西弗勒斯·斯内普的尖酸刻薄霍格沃茨皆知,但是比起其他人避之不及的态度,她倒觉得自己院长很有个性,并且他不仅对魔药造诣颇深,很多人忽略了他运用修辞已经炉火纯青,比如——
“弗莱彻小姐,如果你再盯着我看,下一步要加的魔药就不是蟾蜍眼珠子,而是你的。”斯内普教授冷冷地一挥魔杖,她被迫扭过头,盯着自己的《中级魔药制作》看。
她向来觉得斯内普是一个嘴硬心软的角色。
比如三年级时,她的魔药终于差到了人神共愤的程度。她抱着坩埚走进教室,所有人都像她带了两磅粪蛋似的,没有人做她的搭档。她就这么一个人,孤零零地被分到离讲台最近的位置,一抬头就能看见斯内普黑亮的头发。
她甚至发现了个规律,斯内普会固定在一个月的某几天洗头。其实大部分时候,他的头发远没有大家嘲笑的那么油,只是很少有人能钻到他的鹰钩鼻底下仔细看到。
而她不幸成为了这个人。
没了同桌力挽狂澜,她当然做不出什么好东西。在连续三次被打了“T”之后,斯内普终于忍不住在下课后叫住了她。
“弗莱彻小姐,”他说,“以后每个星期六下午,都来我办公室补习。”
他站起来,“砰”得一声,甩下一本有她拳头那么厚的魔药大全,扬起来的灰尘让她不断咳嗽:“可是——咳咳,星期六下午可能会有魁地奇比赛呢,教授!”
“魔药做得那么差,有资格去看魁地奇吗?”他阴沉地像是要把她嚼碎了,“我不允许我带领的斯莱特林,竟然有人魔药可能不及格。”
“下星期开始,就在我的办公室里。

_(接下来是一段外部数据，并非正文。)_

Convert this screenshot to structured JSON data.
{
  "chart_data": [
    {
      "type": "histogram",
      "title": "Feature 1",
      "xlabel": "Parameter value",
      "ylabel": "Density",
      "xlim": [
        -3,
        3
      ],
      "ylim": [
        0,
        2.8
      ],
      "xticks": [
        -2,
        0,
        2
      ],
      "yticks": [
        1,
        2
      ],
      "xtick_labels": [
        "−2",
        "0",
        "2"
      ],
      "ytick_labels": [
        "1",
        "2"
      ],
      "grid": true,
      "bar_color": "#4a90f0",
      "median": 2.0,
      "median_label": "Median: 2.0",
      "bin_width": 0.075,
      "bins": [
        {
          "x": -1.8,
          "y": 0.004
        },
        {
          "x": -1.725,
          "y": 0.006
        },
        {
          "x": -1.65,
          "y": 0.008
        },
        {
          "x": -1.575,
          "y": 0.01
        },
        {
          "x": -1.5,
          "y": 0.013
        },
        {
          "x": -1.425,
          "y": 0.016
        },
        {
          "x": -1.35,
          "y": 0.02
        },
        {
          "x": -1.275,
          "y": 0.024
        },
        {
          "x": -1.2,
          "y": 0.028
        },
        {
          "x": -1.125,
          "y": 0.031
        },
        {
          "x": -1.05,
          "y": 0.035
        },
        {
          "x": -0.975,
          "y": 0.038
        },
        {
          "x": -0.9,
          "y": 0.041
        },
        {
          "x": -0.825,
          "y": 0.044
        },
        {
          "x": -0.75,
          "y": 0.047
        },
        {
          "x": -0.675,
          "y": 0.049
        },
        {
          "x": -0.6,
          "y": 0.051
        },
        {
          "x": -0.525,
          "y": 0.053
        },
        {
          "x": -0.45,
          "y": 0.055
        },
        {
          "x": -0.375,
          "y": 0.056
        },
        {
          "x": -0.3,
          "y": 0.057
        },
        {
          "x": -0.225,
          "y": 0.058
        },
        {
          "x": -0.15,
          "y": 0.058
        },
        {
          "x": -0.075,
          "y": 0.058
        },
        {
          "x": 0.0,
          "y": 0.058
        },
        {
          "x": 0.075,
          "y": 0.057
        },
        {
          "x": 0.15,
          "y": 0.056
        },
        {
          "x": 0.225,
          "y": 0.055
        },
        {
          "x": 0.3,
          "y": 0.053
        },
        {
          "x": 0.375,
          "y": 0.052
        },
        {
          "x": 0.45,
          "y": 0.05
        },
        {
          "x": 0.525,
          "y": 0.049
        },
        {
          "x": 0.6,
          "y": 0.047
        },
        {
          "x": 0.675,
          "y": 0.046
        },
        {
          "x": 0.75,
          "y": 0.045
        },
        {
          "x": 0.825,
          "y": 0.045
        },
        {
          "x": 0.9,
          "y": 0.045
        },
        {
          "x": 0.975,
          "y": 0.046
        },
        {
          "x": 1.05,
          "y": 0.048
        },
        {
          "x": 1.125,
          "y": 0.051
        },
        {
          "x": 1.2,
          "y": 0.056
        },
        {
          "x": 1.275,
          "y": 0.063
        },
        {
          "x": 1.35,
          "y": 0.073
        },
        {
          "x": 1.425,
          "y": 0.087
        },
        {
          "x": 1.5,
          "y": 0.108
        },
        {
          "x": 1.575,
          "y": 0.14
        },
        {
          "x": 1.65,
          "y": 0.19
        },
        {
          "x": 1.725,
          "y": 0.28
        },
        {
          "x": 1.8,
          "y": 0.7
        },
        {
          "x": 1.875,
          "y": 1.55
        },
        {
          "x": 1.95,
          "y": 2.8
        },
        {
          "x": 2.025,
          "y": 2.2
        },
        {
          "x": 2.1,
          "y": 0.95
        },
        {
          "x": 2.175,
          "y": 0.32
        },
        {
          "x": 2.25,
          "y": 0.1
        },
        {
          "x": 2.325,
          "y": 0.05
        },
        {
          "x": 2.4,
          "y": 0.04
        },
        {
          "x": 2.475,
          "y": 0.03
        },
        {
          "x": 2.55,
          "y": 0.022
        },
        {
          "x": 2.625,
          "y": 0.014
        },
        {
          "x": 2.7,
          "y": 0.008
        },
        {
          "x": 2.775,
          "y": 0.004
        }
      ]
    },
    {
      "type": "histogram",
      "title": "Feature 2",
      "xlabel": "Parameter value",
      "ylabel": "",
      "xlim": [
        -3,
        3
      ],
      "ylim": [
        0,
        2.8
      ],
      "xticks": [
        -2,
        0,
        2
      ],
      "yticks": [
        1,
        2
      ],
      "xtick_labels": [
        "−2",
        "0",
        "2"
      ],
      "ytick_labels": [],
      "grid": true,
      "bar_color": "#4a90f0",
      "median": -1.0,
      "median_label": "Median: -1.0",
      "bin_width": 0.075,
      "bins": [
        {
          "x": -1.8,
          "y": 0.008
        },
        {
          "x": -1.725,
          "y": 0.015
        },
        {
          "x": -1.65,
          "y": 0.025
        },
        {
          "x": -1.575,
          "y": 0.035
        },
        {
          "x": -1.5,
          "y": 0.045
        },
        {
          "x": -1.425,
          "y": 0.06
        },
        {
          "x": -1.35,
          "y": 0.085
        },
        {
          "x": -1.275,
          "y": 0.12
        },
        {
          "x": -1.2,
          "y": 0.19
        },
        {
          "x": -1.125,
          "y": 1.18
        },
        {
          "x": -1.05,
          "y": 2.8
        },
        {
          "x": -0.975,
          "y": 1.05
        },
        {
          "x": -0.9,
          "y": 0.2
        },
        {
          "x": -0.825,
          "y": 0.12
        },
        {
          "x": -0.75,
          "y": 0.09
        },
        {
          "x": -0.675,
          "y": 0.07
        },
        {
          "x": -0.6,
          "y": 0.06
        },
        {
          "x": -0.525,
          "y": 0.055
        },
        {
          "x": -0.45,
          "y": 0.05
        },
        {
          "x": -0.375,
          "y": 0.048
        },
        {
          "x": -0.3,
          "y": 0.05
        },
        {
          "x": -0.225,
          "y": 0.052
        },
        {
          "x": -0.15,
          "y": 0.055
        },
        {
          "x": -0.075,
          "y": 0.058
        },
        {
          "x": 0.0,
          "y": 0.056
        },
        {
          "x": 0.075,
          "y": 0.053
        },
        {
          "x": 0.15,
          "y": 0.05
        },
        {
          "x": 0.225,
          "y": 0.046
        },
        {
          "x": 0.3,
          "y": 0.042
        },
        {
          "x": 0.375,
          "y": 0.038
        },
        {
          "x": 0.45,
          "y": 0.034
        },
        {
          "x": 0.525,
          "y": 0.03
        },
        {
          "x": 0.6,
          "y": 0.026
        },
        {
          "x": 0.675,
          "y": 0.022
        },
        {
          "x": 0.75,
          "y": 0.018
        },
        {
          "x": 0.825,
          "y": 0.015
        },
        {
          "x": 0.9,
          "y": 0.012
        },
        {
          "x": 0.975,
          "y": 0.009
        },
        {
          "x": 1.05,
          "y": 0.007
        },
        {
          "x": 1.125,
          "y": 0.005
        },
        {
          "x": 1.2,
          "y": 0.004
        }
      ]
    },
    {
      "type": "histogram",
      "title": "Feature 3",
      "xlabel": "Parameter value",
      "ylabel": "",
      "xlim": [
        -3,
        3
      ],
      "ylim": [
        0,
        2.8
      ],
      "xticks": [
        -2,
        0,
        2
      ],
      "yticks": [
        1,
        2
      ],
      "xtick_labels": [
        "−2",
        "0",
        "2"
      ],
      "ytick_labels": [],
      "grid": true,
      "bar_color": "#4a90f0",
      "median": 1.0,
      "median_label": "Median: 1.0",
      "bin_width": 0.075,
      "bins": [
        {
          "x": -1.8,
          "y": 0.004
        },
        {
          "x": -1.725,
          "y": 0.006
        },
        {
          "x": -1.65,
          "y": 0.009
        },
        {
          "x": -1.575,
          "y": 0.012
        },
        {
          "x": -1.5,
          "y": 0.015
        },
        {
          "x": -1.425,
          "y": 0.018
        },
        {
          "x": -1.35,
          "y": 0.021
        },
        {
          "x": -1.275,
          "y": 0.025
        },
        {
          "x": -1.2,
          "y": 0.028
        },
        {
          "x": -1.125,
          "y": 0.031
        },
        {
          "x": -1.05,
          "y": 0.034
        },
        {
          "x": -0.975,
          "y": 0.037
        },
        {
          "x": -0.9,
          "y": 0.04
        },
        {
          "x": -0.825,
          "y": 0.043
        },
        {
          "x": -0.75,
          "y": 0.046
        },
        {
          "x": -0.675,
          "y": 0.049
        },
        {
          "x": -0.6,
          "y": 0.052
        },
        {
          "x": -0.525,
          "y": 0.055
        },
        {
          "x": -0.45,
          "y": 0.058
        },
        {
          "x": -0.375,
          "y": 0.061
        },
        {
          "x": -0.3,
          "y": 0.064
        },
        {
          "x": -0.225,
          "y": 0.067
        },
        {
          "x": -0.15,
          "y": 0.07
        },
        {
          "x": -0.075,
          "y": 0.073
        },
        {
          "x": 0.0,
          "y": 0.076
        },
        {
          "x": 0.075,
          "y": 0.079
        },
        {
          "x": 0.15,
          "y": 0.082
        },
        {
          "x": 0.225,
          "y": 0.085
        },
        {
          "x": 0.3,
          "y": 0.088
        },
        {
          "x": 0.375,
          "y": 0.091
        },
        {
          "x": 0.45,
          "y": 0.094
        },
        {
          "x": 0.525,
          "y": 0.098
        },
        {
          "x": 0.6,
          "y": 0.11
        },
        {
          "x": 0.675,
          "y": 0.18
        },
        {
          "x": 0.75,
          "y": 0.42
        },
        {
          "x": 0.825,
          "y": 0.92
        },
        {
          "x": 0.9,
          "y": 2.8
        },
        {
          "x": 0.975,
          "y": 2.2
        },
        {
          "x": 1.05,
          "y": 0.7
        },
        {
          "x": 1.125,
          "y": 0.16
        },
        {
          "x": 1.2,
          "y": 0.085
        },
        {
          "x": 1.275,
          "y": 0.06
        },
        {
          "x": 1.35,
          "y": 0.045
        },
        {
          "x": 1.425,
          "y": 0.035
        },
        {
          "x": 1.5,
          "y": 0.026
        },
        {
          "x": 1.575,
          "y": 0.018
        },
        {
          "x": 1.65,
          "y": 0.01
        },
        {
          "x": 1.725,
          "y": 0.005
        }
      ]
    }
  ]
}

”
于是,她开始固定出现在这间昏暗的地窖中。
而她的水平让她在这里待了两年。
“弗莱彻小姐,我有时候真的很好奇,你完全看不懂英语吗?”斯内普只是瞥了一眼她的魔药,就明确知道她哪一步出错了,指向课本上的“顺时针搅拌2周”。
“你为什么要逆时针搅拌?”
为什么?当然是因为她需要引来他的目光。
她是什么时候发现,自己对斯内普滋长出了奇怪又暧昧的情愫呢?
当他只是略施小计,就挽救了一锅无可救药的魔药的时候。
当她发现,自己竟然可耻又可笑地喜欢听他的挖苦、理解他的幽默,甚至偶尔心里莞尔一笑的时候。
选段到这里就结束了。